Blending with my ancestor, great-grandfather Rice, gave me the experience, not just the awareness but the tangible experience of knowing that there is no separation. Now all I needed to do was blend my separated self with my internal self – the one who knows who she is.
As my ancestor moved closer to me, blended with me, I came to know and feel the I am who I am, and the distance I have created, which is quite simply a perception – a false one. I don’t need to fit into the mould of what I think the world out there expects me to be. I just need to be me. Along the way, I had allowed circumstance to be my excuse for separation and denial of my true self. My perceived difference, held in some respects as a badge of honour, in many ways served to keep me apart from my Self.
By closing the ancestral gap – in time and dimension – I was shown a roadmap to dissolve the gap between my distorted perception of my outer self, and my authentic Being.
It was an energetic experience. Just as Charles Rice had moved closer to me as I dwelled on him, I brought my self-projection to mind and went to that deep place within me – that core of Soul Self. And when I could hold the feelings of both in awareness, I gently shortened the cord of energy between us until we were very close. I then deepened my feelings of my authentic self by bringing to mind all that I love, adore, am passionate about at my core, and my faith, and I heightened those feelings. And then, I moved into the outer projection and we became one, and the projection dissolved in the energy of my Soul Self until only that beautiful truth remained.
You might be wondering why I simply didn’t cut the cord of energy connecting me to the projected, perception-self.
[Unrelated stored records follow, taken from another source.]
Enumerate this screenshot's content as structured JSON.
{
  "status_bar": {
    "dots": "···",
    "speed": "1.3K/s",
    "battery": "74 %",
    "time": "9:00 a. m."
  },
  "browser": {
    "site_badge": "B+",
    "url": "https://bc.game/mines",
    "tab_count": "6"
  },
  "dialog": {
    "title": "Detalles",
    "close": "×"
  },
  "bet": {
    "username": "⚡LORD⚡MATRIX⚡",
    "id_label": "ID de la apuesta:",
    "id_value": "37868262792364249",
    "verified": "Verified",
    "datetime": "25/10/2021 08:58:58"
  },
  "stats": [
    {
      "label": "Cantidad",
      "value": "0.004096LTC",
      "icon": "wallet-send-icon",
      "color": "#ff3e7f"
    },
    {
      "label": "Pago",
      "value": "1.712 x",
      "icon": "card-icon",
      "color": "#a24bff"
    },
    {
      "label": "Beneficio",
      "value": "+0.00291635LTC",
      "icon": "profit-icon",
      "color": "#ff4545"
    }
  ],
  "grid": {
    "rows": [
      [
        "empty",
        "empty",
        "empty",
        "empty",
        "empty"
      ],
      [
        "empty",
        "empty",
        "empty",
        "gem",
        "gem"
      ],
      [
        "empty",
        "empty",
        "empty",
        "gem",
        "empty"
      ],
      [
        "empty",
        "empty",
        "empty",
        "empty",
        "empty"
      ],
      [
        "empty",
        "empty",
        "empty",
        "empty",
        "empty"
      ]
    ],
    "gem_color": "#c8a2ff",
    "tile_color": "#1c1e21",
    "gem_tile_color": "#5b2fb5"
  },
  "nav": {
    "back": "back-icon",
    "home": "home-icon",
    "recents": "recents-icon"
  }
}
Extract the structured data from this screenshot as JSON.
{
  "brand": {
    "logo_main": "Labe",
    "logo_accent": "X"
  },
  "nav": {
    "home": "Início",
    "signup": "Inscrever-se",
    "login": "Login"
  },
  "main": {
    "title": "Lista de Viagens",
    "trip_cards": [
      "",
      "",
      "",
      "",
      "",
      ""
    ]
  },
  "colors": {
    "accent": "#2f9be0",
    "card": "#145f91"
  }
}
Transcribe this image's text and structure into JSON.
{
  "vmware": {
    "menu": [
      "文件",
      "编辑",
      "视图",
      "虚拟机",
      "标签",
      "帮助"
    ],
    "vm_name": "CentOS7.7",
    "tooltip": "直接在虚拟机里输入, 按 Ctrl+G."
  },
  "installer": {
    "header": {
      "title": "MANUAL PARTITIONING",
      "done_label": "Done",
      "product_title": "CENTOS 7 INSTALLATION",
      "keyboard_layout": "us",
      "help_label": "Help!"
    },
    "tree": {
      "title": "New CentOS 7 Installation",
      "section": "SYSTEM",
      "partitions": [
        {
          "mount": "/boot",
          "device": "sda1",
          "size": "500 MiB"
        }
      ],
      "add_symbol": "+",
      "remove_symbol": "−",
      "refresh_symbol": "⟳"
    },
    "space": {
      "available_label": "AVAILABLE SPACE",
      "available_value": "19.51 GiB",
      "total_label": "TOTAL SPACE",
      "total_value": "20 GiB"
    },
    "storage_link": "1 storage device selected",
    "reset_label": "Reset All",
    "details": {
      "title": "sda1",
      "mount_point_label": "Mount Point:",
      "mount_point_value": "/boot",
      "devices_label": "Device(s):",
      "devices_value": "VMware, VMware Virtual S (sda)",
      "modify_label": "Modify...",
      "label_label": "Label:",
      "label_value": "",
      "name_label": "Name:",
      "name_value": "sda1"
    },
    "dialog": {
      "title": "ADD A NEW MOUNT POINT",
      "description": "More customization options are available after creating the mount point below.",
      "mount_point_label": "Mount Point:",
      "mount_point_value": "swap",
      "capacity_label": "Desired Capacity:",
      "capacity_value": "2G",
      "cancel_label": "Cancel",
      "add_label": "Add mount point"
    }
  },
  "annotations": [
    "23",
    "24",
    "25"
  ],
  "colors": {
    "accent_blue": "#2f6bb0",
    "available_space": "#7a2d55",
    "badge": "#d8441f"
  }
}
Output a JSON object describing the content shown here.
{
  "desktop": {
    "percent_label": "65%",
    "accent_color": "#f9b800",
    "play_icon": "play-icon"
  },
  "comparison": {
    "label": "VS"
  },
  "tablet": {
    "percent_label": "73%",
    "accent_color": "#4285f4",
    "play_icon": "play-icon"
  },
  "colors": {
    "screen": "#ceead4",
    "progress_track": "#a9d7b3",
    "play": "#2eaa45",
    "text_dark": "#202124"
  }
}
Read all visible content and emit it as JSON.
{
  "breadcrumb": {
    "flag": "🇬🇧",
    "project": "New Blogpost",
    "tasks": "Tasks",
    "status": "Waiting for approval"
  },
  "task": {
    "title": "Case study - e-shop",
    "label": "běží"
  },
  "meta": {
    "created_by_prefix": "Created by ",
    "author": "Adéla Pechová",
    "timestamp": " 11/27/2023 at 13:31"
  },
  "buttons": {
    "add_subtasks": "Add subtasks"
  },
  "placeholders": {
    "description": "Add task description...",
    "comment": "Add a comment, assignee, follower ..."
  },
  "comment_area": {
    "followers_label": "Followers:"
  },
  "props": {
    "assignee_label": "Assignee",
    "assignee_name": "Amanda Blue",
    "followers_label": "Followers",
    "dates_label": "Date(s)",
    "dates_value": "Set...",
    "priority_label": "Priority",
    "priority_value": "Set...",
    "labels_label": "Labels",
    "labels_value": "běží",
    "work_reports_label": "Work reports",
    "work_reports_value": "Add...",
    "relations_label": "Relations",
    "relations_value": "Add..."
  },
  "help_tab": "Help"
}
Well, that would have been a short-term solution. Nothing would have changed in my thoughts or feelings, and new habits would have been all the harder to form. I had to raise the awareness, the feelings and emotional connection to my inner Light, so that I could irrevocably know what that Light feels like. I needed to blend with the lesser energy of the outward personality – the false perception – in order to feel it dissolve within the strength of my authenticity.
Now, that is not necessarily the end of the separated-self; like any new perception, it takes reinforcing in the face of daily counter-rhetoric. Supposedly, 90 days of repeated practice will form a new habit – and I intend to practice! Already, the Universe is sending me opportunities to fall back into my old ‘who I think I should be’ self. And I am kindly acknowledging them, passing them on, and gravitating towards other opportunities the Universe is offering me, and which invite me to be who I really am.
I’ll need to check in each time, and now I have a compass to guide me. Those heightened, authentic feelings that I reached in to find in that deep place, they will continue to show me the way best aligned with my Soul Self. I take that path because ultimately, that is why I am here, as you are, and once we begin to regularly walk it, the way becomes oh so much smoother.
So, I wonder if you have ancestors who might offer you self-acceptance and the opportunity to be your authentic self in the world. An ancestor who overcame adversity, who had particular qualities or even who had negative or unhealthy traits that highlight to you how change is possible… A long ago family member who can show you how to bridge the gap between the person you think you ought to be, and the person you know deep within you are.
Our ancestors are not simply distant memories or people who no longer exist. They are spirit, living energy that is not only part of us, but which may be touched, consulted and honoured. And they can teach us a great deal about how to live a connected, authentic life.